I know bad news trumps good news any time, any day.
Paying $50,000 to a reputable search team for a new police chief and then not reading the fine print on numerous sexual lawsuits against the candidate?
This is good reading. Important reading. And unbelievably stupid, dimwitted and insulting to elected officials, innocent taxpayers and most of all Savannah’s city manager who made the final decision to, first, wine and dine to the nth degree the candidate in question, and, second, to tender a presumably generous offer to the guy.
Talk about shooting yourself in the foot. I mean, like, we wouldn’t notice or something?
How about firing the chief financial officer -- a woman of relatively short-term duration -- from a major hospital and letting the chief executive officer -- a man who knows where the bones are buried but who should assume full responsibility for everything at the institution -- off the hook?

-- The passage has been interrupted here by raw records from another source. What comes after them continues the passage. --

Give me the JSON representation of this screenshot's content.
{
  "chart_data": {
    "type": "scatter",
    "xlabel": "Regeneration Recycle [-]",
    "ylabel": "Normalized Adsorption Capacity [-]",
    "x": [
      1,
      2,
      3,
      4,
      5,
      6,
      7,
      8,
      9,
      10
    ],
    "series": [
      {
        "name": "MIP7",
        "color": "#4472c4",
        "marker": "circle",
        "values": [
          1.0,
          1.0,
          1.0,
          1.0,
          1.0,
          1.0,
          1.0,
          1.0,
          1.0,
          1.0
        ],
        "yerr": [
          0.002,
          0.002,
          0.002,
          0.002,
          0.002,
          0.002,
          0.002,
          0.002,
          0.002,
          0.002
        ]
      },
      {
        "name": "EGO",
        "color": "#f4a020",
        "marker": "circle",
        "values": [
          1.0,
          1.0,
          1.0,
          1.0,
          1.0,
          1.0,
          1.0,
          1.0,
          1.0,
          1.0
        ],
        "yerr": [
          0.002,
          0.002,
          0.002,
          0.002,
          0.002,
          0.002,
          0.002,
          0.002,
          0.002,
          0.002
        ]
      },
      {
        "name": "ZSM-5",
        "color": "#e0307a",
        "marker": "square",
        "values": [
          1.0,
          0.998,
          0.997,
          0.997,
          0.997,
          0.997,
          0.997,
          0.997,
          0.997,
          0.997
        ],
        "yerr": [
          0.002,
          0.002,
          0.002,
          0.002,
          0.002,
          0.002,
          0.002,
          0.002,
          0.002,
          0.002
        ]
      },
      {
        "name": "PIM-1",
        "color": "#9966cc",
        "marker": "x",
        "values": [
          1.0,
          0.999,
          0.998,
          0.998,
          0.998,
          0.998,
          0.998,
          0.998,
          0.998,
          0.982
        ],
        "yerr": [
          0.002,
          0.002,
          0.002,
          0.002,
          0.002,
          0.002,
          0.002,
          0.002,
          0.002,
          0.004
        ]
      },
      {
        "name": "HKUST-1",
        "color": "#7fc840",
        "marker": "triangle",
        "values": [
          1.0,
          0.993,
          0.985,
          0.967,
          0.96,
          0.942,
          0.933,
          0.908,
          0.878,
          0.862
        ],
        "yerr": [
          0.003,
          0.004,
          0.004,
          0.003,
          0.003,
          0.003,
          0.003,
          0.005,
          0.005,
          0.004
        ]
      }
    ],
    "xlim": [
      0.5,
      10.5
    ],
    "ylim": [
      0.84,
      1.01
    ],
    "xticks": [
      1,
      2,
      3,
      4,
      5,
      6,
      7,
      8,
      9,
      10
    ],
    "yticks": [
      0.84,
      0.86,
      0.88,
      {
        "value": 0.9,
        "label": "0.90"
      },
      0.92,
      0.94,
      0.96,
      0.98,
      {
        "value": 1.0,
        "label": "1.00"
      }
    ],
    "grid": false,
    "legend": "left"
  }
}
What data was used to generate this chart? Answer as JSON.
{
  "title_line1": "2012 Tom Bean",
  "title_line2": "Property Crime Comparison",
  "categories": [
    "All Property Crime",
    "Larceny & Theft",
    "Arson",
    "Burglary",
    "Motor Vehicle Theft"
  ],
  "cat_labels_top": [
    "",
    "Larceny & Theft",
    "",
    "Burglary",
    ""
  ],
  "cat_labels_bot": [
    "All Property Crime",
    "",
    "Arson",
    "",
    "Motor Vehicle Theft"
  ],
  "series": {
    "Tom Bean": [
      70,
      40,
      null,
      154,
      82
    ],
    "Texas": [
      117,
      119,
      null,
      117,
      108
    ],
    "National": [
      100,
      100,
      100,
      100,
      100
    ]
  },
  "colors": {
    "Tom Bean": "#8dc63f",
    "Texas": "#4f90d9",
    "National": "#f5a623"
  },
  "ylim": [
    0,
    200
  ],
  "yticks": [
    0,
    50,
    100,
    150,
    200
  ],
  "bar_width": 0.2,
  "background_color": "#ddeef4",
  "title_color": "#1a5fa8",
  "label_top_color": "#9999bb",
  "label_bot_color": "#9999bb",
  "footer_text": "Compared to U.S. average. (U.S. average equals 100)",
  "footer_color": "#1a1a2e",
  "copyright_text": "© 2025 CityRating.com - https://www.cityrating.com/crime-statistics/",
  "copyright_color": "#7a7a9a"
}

And then, going one further, blaming indigents and foreigners and increased crime numbers for the deficit numbers posted by the hospital?
This is good stuff about an institution that’s never been shy about blowing its own horn - and spending millions to do so. And probably, if the truth be told, we can assumed it’s only the tip of the iceberg, right?
Then there’s the Florida representative caught with his pants down who, desperate for some good press spin, drops back to blame alcoholism, then predatory priests from decades past for his indiscriminate, inappropriate behavior in Congress.
Bring it on! Talk about a story with legs. Who would have thunk?
Then there’s a president, handed a sound thumping at the polls vis a vis Iraq, who has the nerve to turn around and start talking about increasing our troop support in Baghdad. Give me a break!
Important and trashy all at the same time.
The good news about all this gloomy and dispiriting news from 2006 is that we’re starting to broaden our ability to learn what’s going on in the world. Not from the usual dribbles and drabbles and spin-oriented press releases that pass as news in mainstream newspapers. Not through the talking heads of mouthpiece television robots.
But from new media sources and accessible outlets like truthdig.com, commondreams.org, dailykos.com, from iconoclasts such as Jon Stewart and Robert Colbert, from articulate crusaders and writers like Amy Goodman who is not going away anytime soon, from columnists Robert Sheer, Tony Norman, Molly Ivins, from past presidents like Jimmy Carter who with his book - Palestine: Peace Not Apartheid - continues to stretch our minds and lead the way.
And finally from a newly energized and reinvigorated Al Gore (who likes to refer to himself as “the man who used to be the future president of the United States”), someone who could have crawled into a dark and distant hole but instead reemerged with the very viewable, very timely film, An Inconvenient Truth.
But for my money the biggest story of the year was not the nailing of the Enron CEO but the simple and beautiful plan of a Bangladeshi banker and economist, Muhammad Yunus.
Yunus, whom few of us ever heard of, developed the radical idea that poor people know more about managing their money than rich people.
Following this out-of-the-box notion, which refuted all conventional banking procedures or thinking, Yunus opened his own bank and started giving out tiny, tiny loans to the poorest Bangladeshi, mostly women, for self-employment.
To qualify for a loan from his Grameen Bank, a villager could not own more than one half acre of land. With little collateral to go on, the loans were given in mutual trust.
And here’s the amazing thing. On Jon Stewart’s show -- of course -- I heard Yunus say that most borrowers, previously marginalized, ignored, discounted, disregarded and disrespected, paid the loans back.
From the PBS website I learned that in 1974 Yunus started teaching economics in southern Bangladesh in the midst of a terrible famine in which thousands were starving to death. Depressed by the inadequacy of the elaborate and elegant economic theories that were supposed to cure societal problems, this academic and intellectual scholar “began to dread his own lectures.
“’Nothing in the economic theories I taught reflected the life around me,” he said. “How could I go on telling my students make-believe stories in the name of economics? I needed to run away from these theories and from my textbooks and discover the real-life economics of a poor person’s existence.”
Since then Grameen Bank has provided $4.7 billion to 4.4 million families in rural Bangladesh. Today, 250 institutions in nearly 100 countries operate similar micro-credit programs.
For this, described in, Banker to the Poor, co-authored by Yunus and Alan Jolis, Yunus received this year’s Nobel Peace Prize.
One good idea. One brave person. Sometimes that’s all it takes. But I wonder how much ink, how much coverage, this man received.
Bad news trumps good news, any time, any day.